The Speed of Life is set in three places I know very well. It is set in New York City and in Armonk, where I'm lucky enough to still have the house that I moved to when I was eleven. Poor Sofia has to scatter her mother's ashes in Spain, in Segovia, but I was glad to have some chapters set in Spain. So I guess for locale, it's something that speaks to your heart. I am half Texan, but I'm not sure I would ever set a book in Texas, because I just wouldn't trust myself to get it right. And you really have to get it right. Somebody writes a book about Armonk and you're thinking, this is not poetic license, this is nonsense, you know, you're not happy with the book.
AAA: You have two books coming out in 2016. Do you usually work on multiple projects at the same time?

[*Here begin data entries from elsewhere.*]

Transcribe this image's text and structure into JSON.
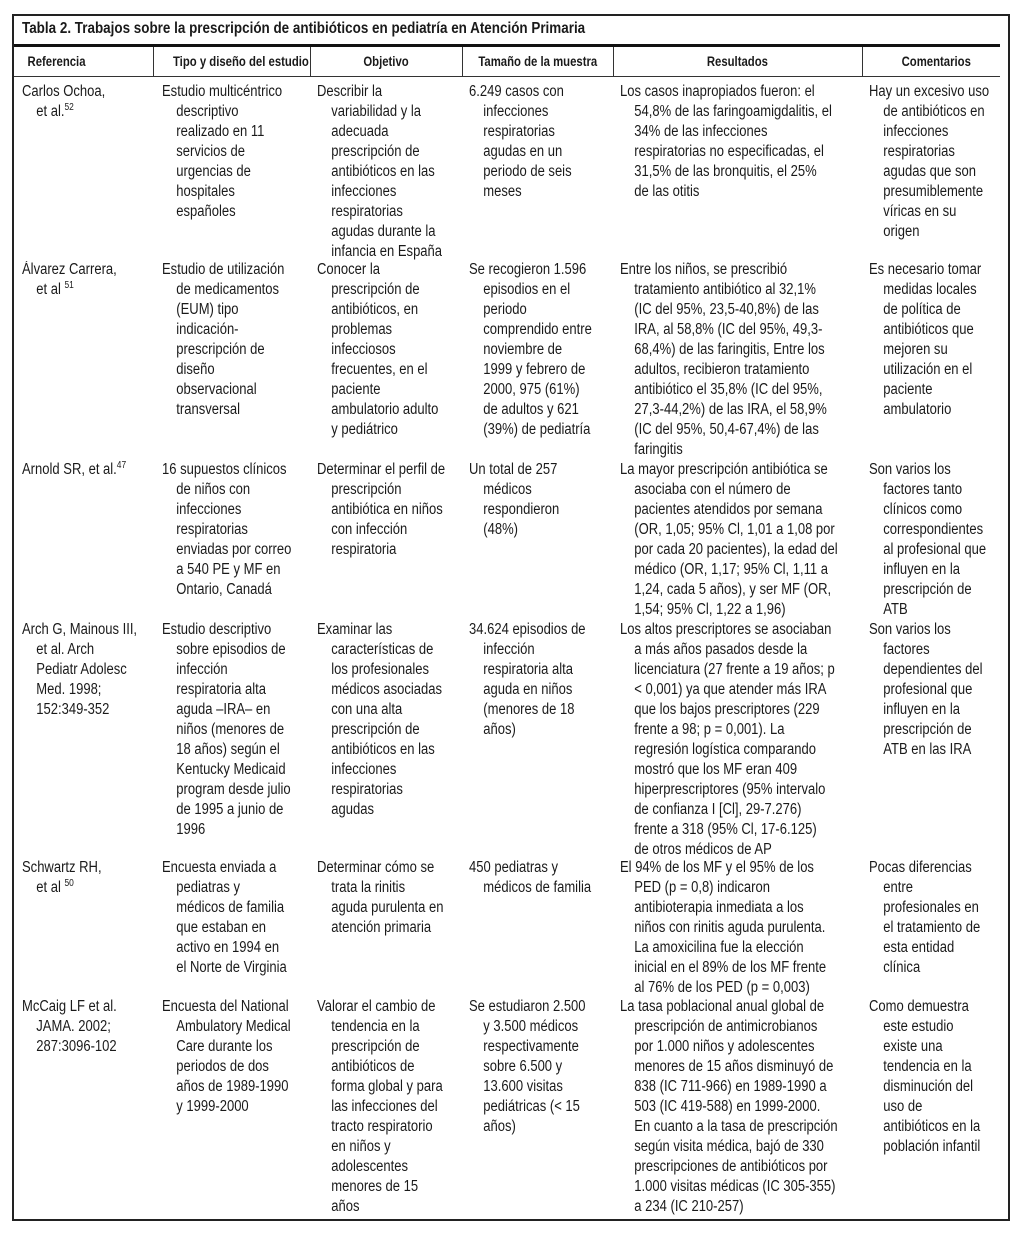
{
  "title": "Tabla 2. Trabajos sobre la prescripción de antibióticos en pediatría en Atención Primaria",
  "headers": [
    "Referencia",
    "Tipo y diseño del estudio",
    "Objetivo",
    "Tamaño de la muestra",
    "Resultados",
    "Comentarios"
  ],
  "rows": [
    {
      "ref": [
        {
          "t": "Carlos Ochoa,"
        },
        {
          "t": "et al.",
          "sup": "52"
        }
      ],
      "tipo": [
        "Estudio multicéntrico",
        "descriptivo",
        "realizado en 11",
        "servicios de",
        "urgencias de",
        "hospitales",
        "españoles"
      ],
      "objetivo": [
        "Describir la",
        "variabilidad y la",
        "adecuada",
        "prescripción de",
        "antibióticos en las",
        "infecciones",
        "respiratorias",
        "agudas durante la",
        "infancia en España"
      ],
      "muestra": [
        "6.249 casos con",
        "infecciones",
        "respiratorias",
        "agudas en un",
        "periodo de seis",
        "meses"
      ],
      "resultados": [
        "Los casos inapropiados fueron: el",
        "54,8% de las faringoamigdalitis, el",
        "34% de las infecciones",
        "respiratorias no especificadas, el",
        "31,5% de las bronquitis, el 25%",
        "de las otitis"
      ],
      "comentarios": [
        "Hay un excesivo uso",
        "de antibióticos en",
        "infecciones",
        "respiratorias",
        "agudas que son",
        "presumiblemente",
        "víricas en su",
        "origen"
      ]
    },
    {
      "ref": [
        {
          "t": "Álvarez Carrera,"
        },
        {
          "t": "et al ",
          "sup": "51"
        }
      ],
      "tipo": [
        "Estudio de utilización",
        "de medicamentos",
        "(EUM) tipo",
        "indicación-",
        "prescripción de",
        "diseño",
        "observacional",
        "transversal"
      ],
      "objetivo": [
        "Conocer la",
        "prescripción de",
        "antibióticos, en",
        "problemas",
        "infecciosos",
        "frecuentes, en el",
        "paciente",
        "ambulatorio adulto",
        "y pediátrico"
      ],
      "muestra": [
        "Se recogieron 1.596",
        "episodios en el",
        "periodo",
        "comprendido entre",
        "noviembre de",
        "1999 y febrero de",
        "2000, 975 (61%)",
        "de adultos y 621",
        "(39%) de pediatría"
      ],
      "resultados": [
        "Entre los niños, se prescribió",
        "tratamiento antibiótico al 32,1%",
        "(IC del 95%, 23,5-40,8%) de las",
        "IRA, al 58,8% (IC del 95%, 49,3-",
        "68,4%) de las faringitis, Entre los",
        "adultos, recibieron tratamiento",
        "antibiótico el 35,8% (IC del 95%,",
        "27,3-44,2%) de las IRA, el 58,9%",
        "(IC del 95%, 50,4-67,4%) de las",
        "faringitis"
      ],
      "comentarios": [
        "Es necesario tomar",
        "medidas locales",
        "de política de",
        "antibióticos que",
        "mejoren su",
        "utilización en el",
        "paciente",
        "ambulatorio"
      ]
    },
    {
      "ref": [
        {
          "t": "Arnold SR, et al.",
          "sup": "47"
        }
      ],
      "tipo": [
        "16 supuestos clínicos",
        "de niños con",
        "infecciones",
        "respiratorias",
        "enviadas por correo",
        "a 540 PE y MF en",
        "Ontario, Canadá"
      ],
      "objetivo": [
        "Determinar el perfil de",
        "prescripción",
        "antibiótica en niños",
        "con infección",
        "respiratoria"
      ],
      "muestra": [
        "Un total de 257",
        "médicos",
        "respondieron",
        "(48%)"
      ],
      "resultados": [
        "La mayor prescripción antibiótica se",
        "asociaba con el número de",
        "pacientes atendidos por semana",
        "(OR, 1,05; 95% Cl, 1,01 a 1,08 por",
        "por cada 20 pacientes), la edad del",
        "médico (OR, 1,17; 95% Cl, 1,11 a",
        "1,24, cada 5 años), y ser MF (OR,",
        "1,54; 95% Cl, 1,22 a 1,96)"
      ],
      "comentarios": [
        "Son varios los",
        "factores tanto",
        "clínicos como",
        "correspondientes",
        "al profesional que",
        "influyen en la",
        "prescripción de",
        "ATB"
      ]
    },
    {
      "ref": [
        {
          "t": "Arch G, Mainous III,"
        },
        {
          "t": "et al. Arch"
        },
        {
          "t": "Pediatr Adolesc"
        },
        {
          "t": "Med. 1998;"
        },
        {
          "t": "152:349-352"
        }
      ],
      "tipo": [
        "Estudio descriptivo",
        "sobre episodios de",
        "infección",
        "respiratoria alta",
        "aguda –IRA– en",
        "niños (menores de",
        "18 años) según el",
        "Kentucky Medicaid",
        "program desde julio",
        "de 1995 a junio de",
        "1996"
      ],
      "objetivo": [
        "Examinar las",
        "características de",
        "los profesionales",
        "médicos asociadas",
        "con una alta",
        "prescripción de",
        "antibióticos en las",
        "infecciones",
        "respiratorias",
        "agudas"
      ],
      "muestra": [
        "34.624 episodios de",
        "infección",
        "respiratoria alta",
        "aguda en niños",
        "(menores de 18",
        "años)"
      ],
      "resultados": [
        "Los altos prescriptores se asociaban",
        "a más años pasados desde la",
        "licenciatura (27 frente a 19 años; p",
        "< 0,001) ya que atender más IRA",
        "que los bajos prescriptores (229",
        "frente a 98; p = 0,001). La",
        "regresión logística comparando",
        "mostró que los MF eran 409",
        "hiperprescriptores (95% intervalo",
        "de confianza I [Cl], 29-7.276)",
        "frente a 318 (95% Cl, 17-6.125)",
        "de otros médicos de AP"
      ],
      "comentarios": [
        "Son varios los",
        "factores",
        "dependientes del",
        "profesional que",
        "influyen en la",
        "prescripción de",
        "ATB en las IRA"
      ]
    },
    {
      "ref": [
        {
          "t": "Schwartz RH,"
        },
        {
          "t": "et al ",
          "sup": "50"
        }
      ],
      "tipo": [
        "Encuesta enviada a",
        "pediatras y",
        "médicos de familia",
        "que estaban en",
        "activo en 1994 en",
        "el Norte de Virginia"
      ],
      "objetivo": [
        "Determinar cómo se",
        "trata la rinitis",
        "aguda purulenta en",
        "atención primaria"
      ],
      "muestra": [
        "450 pediatras y",
        "médicos de familia"
      ],
      "resultados": [
        "El 94% de los MF y el 95% de los",
        "PED (p = 0,8) indicaron",
        "antibioterapia inmediata a los",
        "niños con rinitis aguda purulenta.",
        "La amoxicilina fue la elección",
        "inicial en el 89% de los MF frente",
        "al 76% de los PED (p = 0,003)"
      ],
      "comentarios": [
        "Pocas diferencias",
        "entre",
        "profesionales en",
        "el tratamiento de",
        "esta entidad",
        "clínica"
      ]
    },
    {
      "ref": [
        {
          "t": "McCaig LF et al."
        },
        {
          "t": "JAMA. 2002;"
        },
        {
          "t": "287:3096-102"
        }
      ],
      "tipo": [
        "Encuesta del National",
        "Ambulatory Medical",
        "Care durante los",
        "periodos de dos",
        "años de 1989-1990",
        "y 1999-2000"
      ],
      "objetivo": [
        "Valorar el cambio de",
        "tendencia en la",
        "prescripción de",
        "antibióticos de",
        "forma global y para",
        "las infecciones del",
        "tracto respiratorio",
        "en niños y",
        "adolescentes",
        "menores de 15",
        "años"
      ],
      "muestra": [
        "Se estudiaron 2.500",
        "y 3.500 médicos",
        "respectivamente",
        "sobre 6.500 y",
        "13.600 visitas",
        "pediátricas (< 15",
        "años)"
      ],
      "resultados": [
        "La tasa poblacional anual global de",
        "prescripción de antimicrobianos",
        "por 1.000 niños y adolescentes",
        "menores de 15 años disminuyó de",
        "838 (IC 711-966) en 1989-1990 a",
        "503 (IC 419-588) en 1999-2000.",
        "En cuanto a la tasa de prescripción",
        "según visita médica, bajó de 330",
        "prescripciones de antibióticos por",
        "1.000 visitas médicas (IC 305-355)",
        "a 234 (IC 210-257)"
      ],
      "comentarios": [
        "Como demuestra",
        "este estudio",
        "existe una",
        "tendencia en la",
        "disminución del",
        "uso de",
        "antibióticos en la",
        "población infantil"
      ]
    }
  ]
}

CW: In a perfect world, it's one and then another. Right now, Ava XOX came back in copy- edited form so today and tomorrow I need to read it again even though I've read it a zillion times. In Ava XOX, on the very first page, she finds out that this boy, Chuck, her best guy friend, who's been in the first two books, suddenly gets asked out by this new girl. He's sort of flustered and he doesn't want to hurt her feelings, so he says okay. Then suddenly Ava on page one is like what just happened? So she's dealing with a crush, but I also introduce a character who is quite overweight and she's sort of an unhappy twelve year old so I'm trying to...talk about the weighty subject of childhood obesity but with a light novelist touch. And I guess in a lot of my books I do try to dig a little deeper. With Speed of Life, that'll probably come out in fall of 2016, it's about a sad 15-year-old girl on the Upper West Side whose mother died eight months earlier and she's not over it yet. The novel starts on New Year's Day when she and her dad are putting away the Christmas tree. I don't know if we want to use the word sucked, but Christmas sucked! By the time the novel is over, it's exactly one year later and everything about Sofia's life is different. I like this book so I'm happy that it found a home, as we say.
AAA: Do you ever think you'll set another book in Armonk, or Westchester?
CW: The book that I was mentioning with the boy protagonist, I don't where I would set that. When I write about kids, it's always going back in my own mind to my own childhood so a lot of that does play in Westchester, but it's also my kids’ childhood, which is New York City. It worked well to be an Armonk and a Westchester girl before I hit the wide world. I think for writers, you have to find your voice, and the world is noisy, noisier than ever.
Living in Armonk for me made it easier to hear my own voice. Now, when I walk in Windmill I always think wow, I spent so many hours in that house. It's so fun to be a grown-up in a neighborhood where I was a kid because I had a crush on that boy, and she was my best friend, and I took care of their kids and it's so alive…
I liked Mr. Wollenberg, Byram Hills High School English teacher, may he rest in peace, and Mrs. Goodmen, and there were other teachers who were helpful in Armonk. I got an English prize in eighth grade from Byram Hills and that was gratifying, validating and encouraging. I was lucky to have a pretty darn happy childhood.
When my dad died when I was twenty-five, life took a couple of turns, but I feel lucky that I was a child in Westchester, and a preteen and teen in Armonk. I feel lucky that I'm able to keep the house I grew up in for our family.
Keep your eyes out for Ava XOX and Speed of Life this year. Go along with Ava and her crazy antics, and hang on for Sofia's life-changing year. I predict you'll enjoy Carol Weston's sparkling wit and depth of emotion.